Navigate to 'http://ec2-46-51-163-241.eu-west-1.compute.amazonaws.com/install.php' to complete the drupal installation.

This is because Drupal 6.x requires some manual configuration at the end of the installation. According to a conversation I had with Marius Ducea, who authored the cookbook for Drupal, that limitation should be removed with Drupal 7.

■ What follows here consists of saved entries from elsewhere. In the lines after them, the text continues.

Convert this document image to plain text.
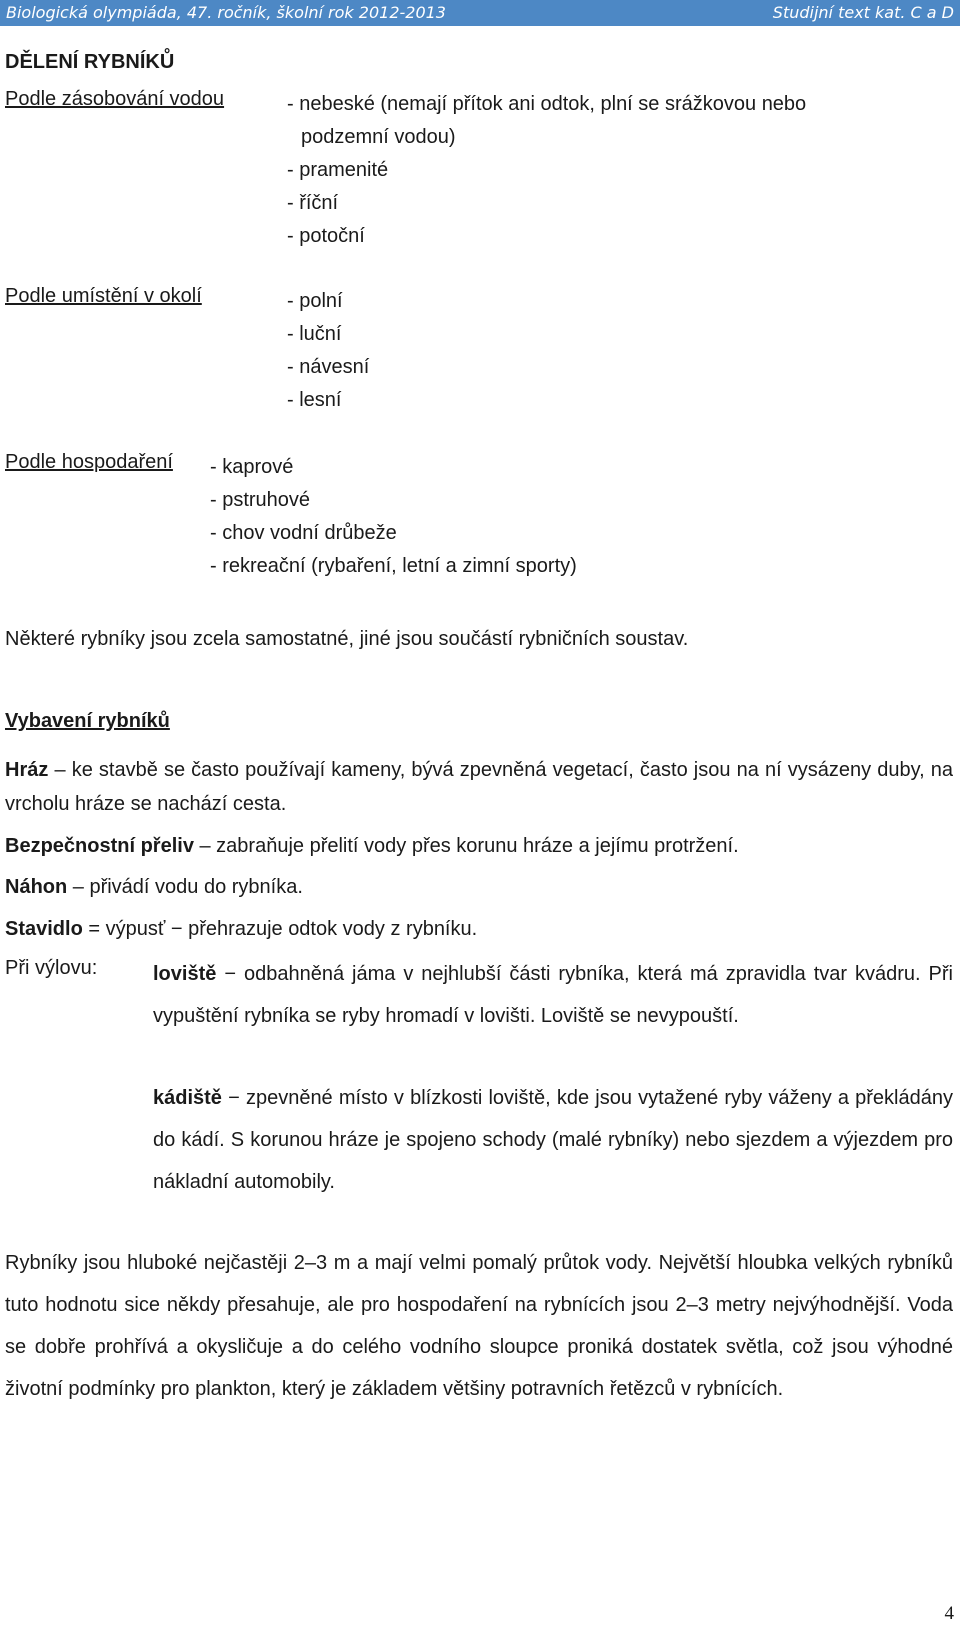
Biologická olympiáda, 47. ročník, školní rok 2012-2013	Studijní text kat. C a D
DĚLENÍ RYBNÍKŮ
Podle zásobování vodou	- nebeské (nemají přítok ani odtok, plní se srážkovou nebo
podzemní vodou)
- pramenité
- říční
- potoční
Podle umístění v okolí	- polní
- luční
- návesní
- lesní
Podle hospodaření - kaprové
- pstruhové
- chov vodní drůbeže
- rekreační (rybaření, letní a zimní sporty)
Některé rybníky jsou zcela samostatné, jiné jsou součástí rybničních soustav.
Vybavení rybníků
Hráz – ke stavbě se často používají kameny, bývá zpevněná vegetací, často jsou na ní vysázeny duby, na vrcholu hráze se nachází cesta.
Bezpečnostní přeliv – zabraňuje přelití vody přes korunu hráze a jejímu protržení.
Náhon – přivádí vodu do rybníka.
Stavidlo = výpusť − přehrazuje odtok vody z rybníku.
Při výlovu:	loviště − odbahněná jáma v nejhlubší části rybníka, která má zpravidla tvar kvádru. Při vypuštění rybníka se ryby hromadí v lovišti. Loviště se nevypouští.
kádiště − zpevněné místo v blízkosti loviště, kde jsou vytažené ryby váženy a překládány do kádí. S korunou hráze je spojeno schody (malé rybníky) nebo sjezdem a výjezdem pro nákladní automobily.
Rybníky jsou hluboké nejčastěji 2–3 m a mají velmi pomalý průtok vody. Největší hloubka velkých rybníků tuto hodnotu sice někdy přesahuje, ale pro hospodaření na rybnících jsou 2–3 metry nejvýhodnější. Voda se dobře prohřívá a okysličuje a do celého vodního sloupce proniká dostatek světla, což jsou výhodné životní podmínky pro plankton, který je základem většiny potravních řetězců v rybnících.
4
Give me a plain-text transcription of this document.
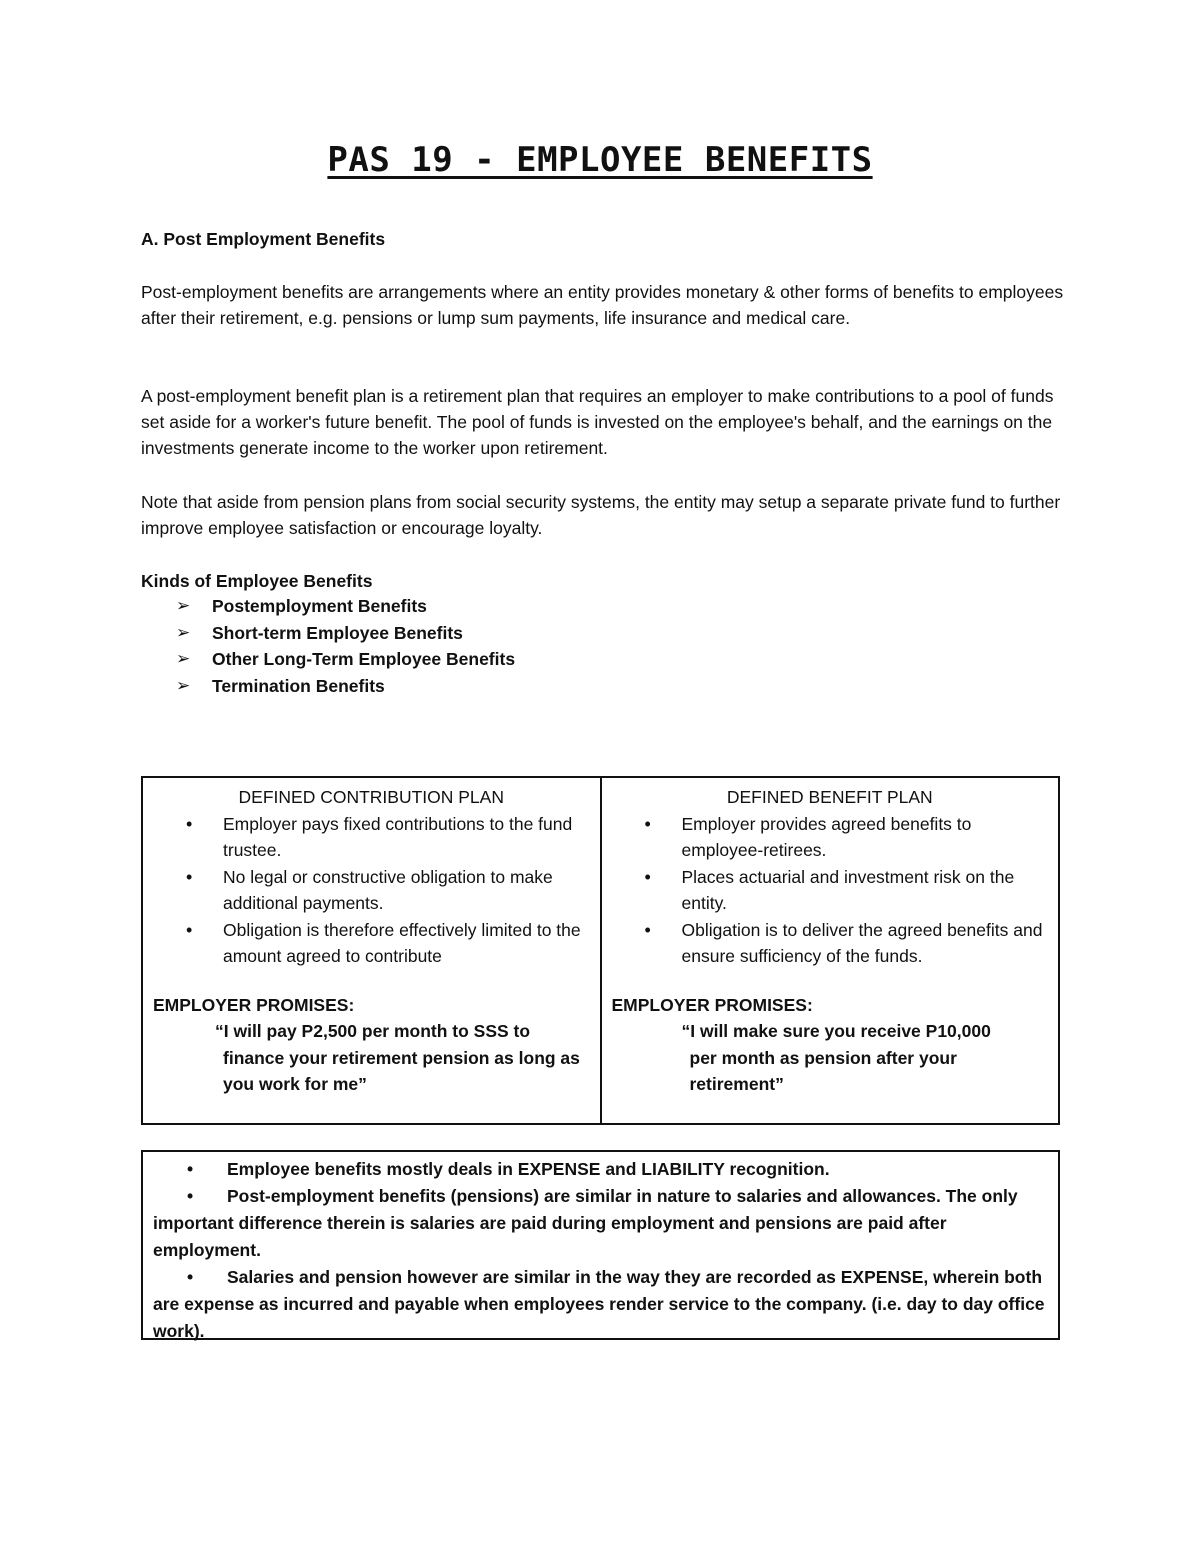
PAS 19 - EMPLOYEE BENEFITS
A. Post Employment Benefits
Post-employment benefits are arrangements where an entity provides monetary & other forms of benefits to employees after their retirement, e.g. pensions or lump sum payments, life insurance and medical care.
A post-employment benefit plan is a retirement plan that requires an employer to make contributions to a pool of funds set aside for a worker's future benefit. The pool of funds is invested on the employee's behalf, and the earnings on the investments generate income to the worker upon retirement.
Note that aside from pension plans from social security systems, the entity may setup a separate private fund to further improve employee satisfaction or encourage loyalty.
Kinds of Employee Benefits
➢	Postemployment Benefits
➢	Short-term Employee Benefits
➢	Other Long-Term Employee Benefits
➢	Termination Benefits
DEFINED CONTRIBUTION PLAN
• Employer pays fixed contributions to the fund trustee.
• No legal or constructive obligation to make additional payments.
• Obligation is therefore effectively limited to the amount agreed to contribute
EMPLOYER PROMISES:
“I will pay P2,500 per month to SSS to finance your retirement pension as long as you work for me”
DEFINED BENEFIT PLAN
• Employer provides agreed benefits to employee-retirees.
• Places actuarial and investment risk on the entity.
• Obligation is to deliver the agreed benefits and ensure sufficiency of the funds.
EMPLOYER PROMISES:
“I will make sure you receive P10,000 per month as pension after your retirement”

• Employee benefits mostly deals in EXPENSE and LIABILITY recognition.

• Post-employment benefits (pensions) are similar in nature to salaries and allowances. The only important difference therein is salaries are paid during employment and pensions are paid after employment.

• Salaries and pension however are similar in the way they are recorded as EXPENSE, wherein both are expense as incurred and payable when employees render service to the company. (i.e. day to day office work).
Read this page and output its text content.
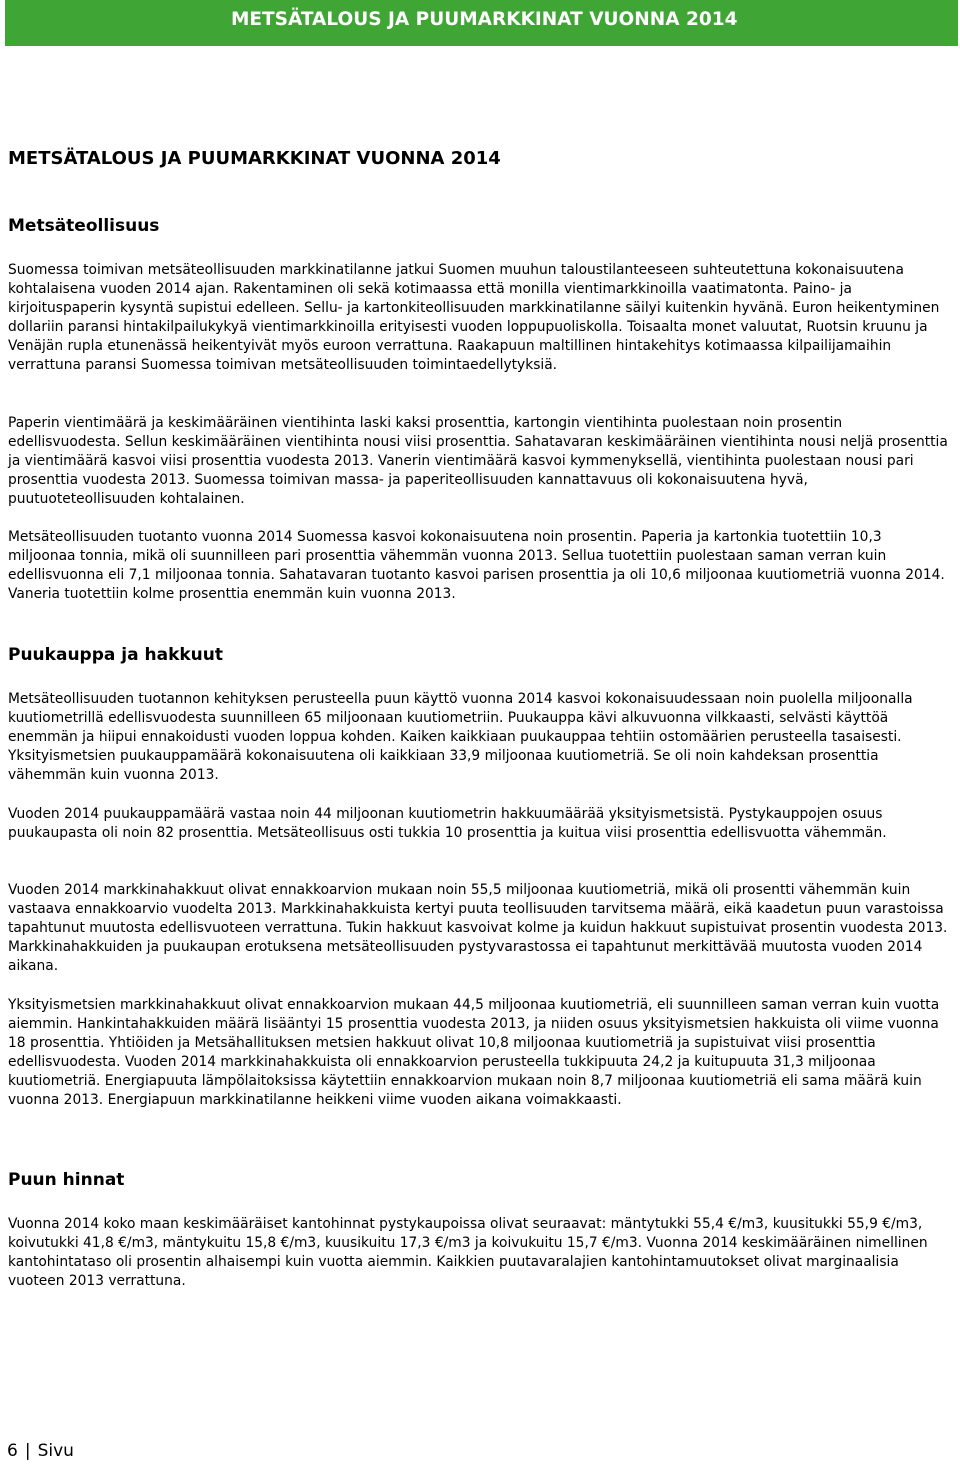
METSÄTALOUS JA PUUMARKKINAT VUONNA 2014
METSÄTALOUS JA PUUMARKKINAT VUONNA 2014
Metsäteollisuus

Suomessa toimivan metsäteollisuuden markkinatilanne jatkui Suomen muuhun taloustilanteeseen suhteutettuna kokonaisuutena kohtalaisena vuoden 2014 ajan. Rakentaminen oli sekä kotimaassa että monilla vientimarkkinoilla vaatimatonta. Paino- ja kirjoituspaperin kysyntä supistui edelleen. Sellu- ja kartonkiteollisuuden markkinatilanne säilyi kuitenkin hyvänä. Euron heikentyminen dollariin paransi hintakilpailukykyä vientimarkkinoilla erityisesti vuoden loppupuoliskolla. Toisaalta monet valuutat, Ruotsin kruunu ja Venäjän rupla etunenässä heikentyivät myös euroon verrattuna. Raakapuun maltillinen hintakehitys kotimaassa kilpailijamaihin verrattuna paransi Suomessa toimivan metsäteollisuuden toimintaedellytyksiä.

Paperin vientimäärä ja keskimääräinen vientihinta laski kaksi prosenttia, kartongin vientihinta puolestaan noin prosentin edellisvuodesta. Sellun keskimääräinen vientihinta nousi viisi prosenttia. Sahatavaran keskimääräinen vientihinta nousi neljä prosenttia ja vientimäärä kasvoi viisi prosenttia vuodesta 2013. Vanerin vientimäärä kasvoi kymmenyksellä, vientihinta puolestaan nousi pari prosenttia vuodesta 2013. Suomessa toimivan massa- ja paperiteollisuuden kannattavuus oli kokonaisuutena hyvä, puutuoteteollisuuden kohtalainen.

Metsäteollisuuden tuotanto vuonna 2014 Suomessa kasvoi kokonaisuutena noin prosentin. Paperia ja kartonkia tuotettiin 10,3 miljoonaa tonnia, mikä oli suunnilleen pari prosenttia vähemmän vuonna 2013. Sellua tuotettiin puolestaan saman verran kuin edellisvuonna eli 7,1 miljoonaa tonnia. Sahatavaran tuotanto kasvoi parisen prosenttia ja oli 10,6 miljoonaa kuutiometriä vuonna 2014. Vaneria tuotettiin kolme prosenttia enemmän kuin vuonna 2013.

Puukauppa ja hakkuut

Metsäteollisuuden tuotannon kehityksen perusteella puun käyttö vuonna 2014 kasvoi kokonaisuudessaan noin puolella miljoonalla kuutiometrillä edellisvuodesta suunnilleen 65 miljoonaan kuutiometriin. Puukauppa kävi alkuvuonna vilkkaasti, selvästi käyttöä enemmän ja hiipui ennakoidusti vuoden loppua kohden. Kaiken kaikkiaan puukauppaa tehtiin ostomäärien perusteella tasaisesti. Yksityismetsien puukauppamäärä kokonaisuutena oli kaikkiaan 33,9 miljoonaa kuutiometriä. Se oli noin kahdeksan prosenttia vähemmän kuin vuonna 2013.

Vuoden 2014 puukauppamäärä vastaa noin 44 miljoonan kuutiometrin hakkuumäärää yksityismetsistä. Pystykauppojen osuus puukaupasta oli noin 82 prosenttia. Metsäteollisuus osti tukkia 10 prosenttia ja kuitua viisi prosenttia edellisvuotta vähemmän.

Vuoden 2014 markkinahakkuut olivat ennakkoarvion mukaan noin 55,5 miljoonaa kuutiometriä, mikä oli prosentti vähemmän kuin vastaava ennakkoarvio vuodelta 2013. Markkinahakkuista kertyi puuta teollisuuden tarvitsema määrä, eikä kaadetun puun varastoissa tapahtunut muutosta edellisvuoteen verrattuna. Tukin hakkuut kasvoivat kolme ja kuidun hakkuut supistuivat prosentin vuodesta 2013. Markkinahakkuiden ja puukaupan erotuksena metsäteollisuuden pystyvarastossa ei tapahtunut merkittävää muutosta vuoden 2014 aikana.

Yksityismetsien markkinahakkuut olivat ennakkoarvion mukaan 44,5 miljoonaa kuutiometriä, eli suunnilleen saman verran kuin vuotta aiemmin. Hankintahakkuiden määrä lisääntyi 15 prosenttia vuodesta 2013, ja niiden osuus yksityismetsien hakkuista oli viime vuonna 18 prosenttia. Yhtiöiden ja Metsähallituksen metsien hakkuut olivat 10,8 miljoonaa kuutiometriä ja supistuivat viisi prosenttia edellisvuodesta. Vuoden 2014 markkinahakkuista oli ennakkoarvion perusteella tukkipuuta 24,2 ja kuitupuuta 31,3 miljoonaa kuutiometriä. Energiapuuta lämpölaitoksissa käytettiin ennakkoarvion mukaan noin 8,7 miljoonaa kuutiometriä eli sama määrä kuin vuonna 2013. Energiapuun markkinatilanne heikkeni viime vuoden aikana voimakkaasti.

Puun hinnat

Vuonna 2014 koko maan keskimääräiset kantohinnat pystykaupoissa olivat seuraavat: mäntytukki 55,4 €/m3, kuusitukki 55,9 €/m3, koivutukki 41,8 €/m3, mäntykuitu 15,8 €/m3, kuusikuitu 17,3 €/m3 ja koivukuitu 15,7 €/m3. Vuonna 2014 keskimääräinen nimellinen kantohintataso oli prosentin alhaisempi kuin vuotta aiemmin. Kaikkien puutavaralajien kantohintamuutokset olivat marginaalisia vuoteen 2013 verrattuna.

6 | Sivu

It is assumed that there is an OpenAM 9.5 server running somewhere in your data center or in the cloud. That OpenAM server must be accessible from the newly created Drupal instance. In this demo, I have created an OpenAM server in EC2 that is attached to an Elastic IP (static IP address). Chef is also used in the OpenAM server to help with automatically importing the metadata descriptor of the SAML2 service providers that are started in the same Opscode's managed organization. A unique recipe for OpenAM is executed on a regular basis, by chef-client running as a daemon, which only task is to search for any node that is assigned with the drupalsaml role, then retrieve the location of the service provider metadata reading the simplesamlphp.metadata attribute, to finally execute ssoadm import-entity locally. The openam recipe is fairly straighforward.

sps = []
url = String.new
hostname = String.new

search(:node, "role:drupalsaml") do |n|
  sps << n
end

sps.each do |n|
  url = n['simplesamlphp']['metadata']
  hostname = n['hostname']

  if !url.nil? && url.match(/^http/)
    bash "download-entity-descriptor" do
      user "root"
      cwd "/tmp"
      code <<-EOH
      wget #{url}
      EOH
      only_if "/usr/bin/test ! -f /var/log/entities#{hostname}"
    end

    execute "move_entity_descriptor" do
      user "root"
      command "mv /tmp/openam-idp /var/log/entities/#{hostname}"
      action :nothing
    end

    execute "ssoadm_import_entity" do
      user "root"
      command "/opt/openam/bin/ssoadm import-entity -u amadmin -f /opt/openam/password -m /tmp/openam-idp -t local"
      notifies :run, resources("execute[move_entity_descriptor]")
    end
  end
end  

Now, you click on the screencast below to see how the identity federation between Drupal and OpenAM works in practice.


video

3 commentaires:

Libby lydia a dit…

I highly recommend his/her workings with the useful informative information.
law dissertation papers

devon broad a dit…

Payday cash advances, day and Fitting financial loans, in addition to Automobile check cashing conception financial loans. the general public target aiding you select for the right assets loan product or service which is able to assist you to satisfy your own economic needs.

Deann J Outlaw a dit…

USA day cash advances in Il possesses many various assets loan picks therefore on be wise that embrace, day cash advances, day and Fitting easy auto title loans chicago financial loans, to boot to Automobile conception financial loans. the public target aiding you select for the right assets loan product or service that's in a very position to assist you to satisfy your own economic needs.